Nobody has been 'made out to be a criminal, by name, on WIkipedia' - that would be a serious violation of multiple Misplaced Pages policies. If you have evidence to the contrary, I suggest that you raise the matter at WP:BLPN. As for the rest, since you are clearly either incapable of understanding Misplaced Pages policy and guidelines, or refuse to accept that they apply to you, I see no point in discussing things further. Policy is not open to negotiation. Per WP:FRINGE, this article will not state as a fact that Rossi's claims are valid unless and until his claims are recognised by mainstream science. This is not open to negotiation.
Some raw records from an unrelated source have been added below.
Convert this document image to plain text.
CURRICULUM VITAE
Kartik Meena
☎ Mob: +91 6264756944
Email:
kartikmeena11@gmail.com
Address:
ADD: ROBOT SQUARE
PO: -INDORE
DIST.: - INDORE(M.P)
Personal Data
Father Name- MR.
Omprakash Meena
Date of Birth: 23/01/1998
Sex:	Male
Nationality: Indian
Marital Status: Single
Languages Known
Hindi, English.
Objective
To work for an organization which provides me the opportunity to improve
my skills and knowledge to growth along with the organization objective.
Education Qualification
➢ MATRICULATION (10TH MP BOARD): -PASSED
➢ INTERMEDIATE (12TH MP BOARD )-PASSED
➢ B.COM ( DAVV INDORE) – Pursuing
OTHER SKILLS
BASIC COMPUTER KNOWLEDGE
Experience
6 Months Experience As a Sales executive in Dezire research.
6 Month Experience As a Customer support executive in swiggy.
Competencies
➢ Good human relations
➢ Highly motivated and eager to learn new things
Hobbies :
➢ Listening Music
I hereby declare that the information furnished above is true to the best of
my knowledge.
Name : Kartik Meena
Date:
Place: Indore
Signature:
AndyTheGrump (talk) 14:23, 9 June 2013 (UTC)
If, on the other hand, I’m still living in the real world where Rossi’s in jail then it will have been a damn shame if his followers were allowed to have used Misplaced Pages as a propaganda machine to further Rossi’s criminal endeavors.
or
Steve Featherstone wrote in Popular Science that by the summer of 2012 Rossi's "outlandish claims" for the E-Cat seemed "thoroughly debunked" and that Rossi "looked like a con man clinging to his story to the bitter end."
You don't think these imply criminal activity?
I understand you don't want to discuss this further because you don't like your belief system to be challenged by facts. It is not a question of policy. I wrote a factual, referenced replacement to the opinions you prefer in the introduction.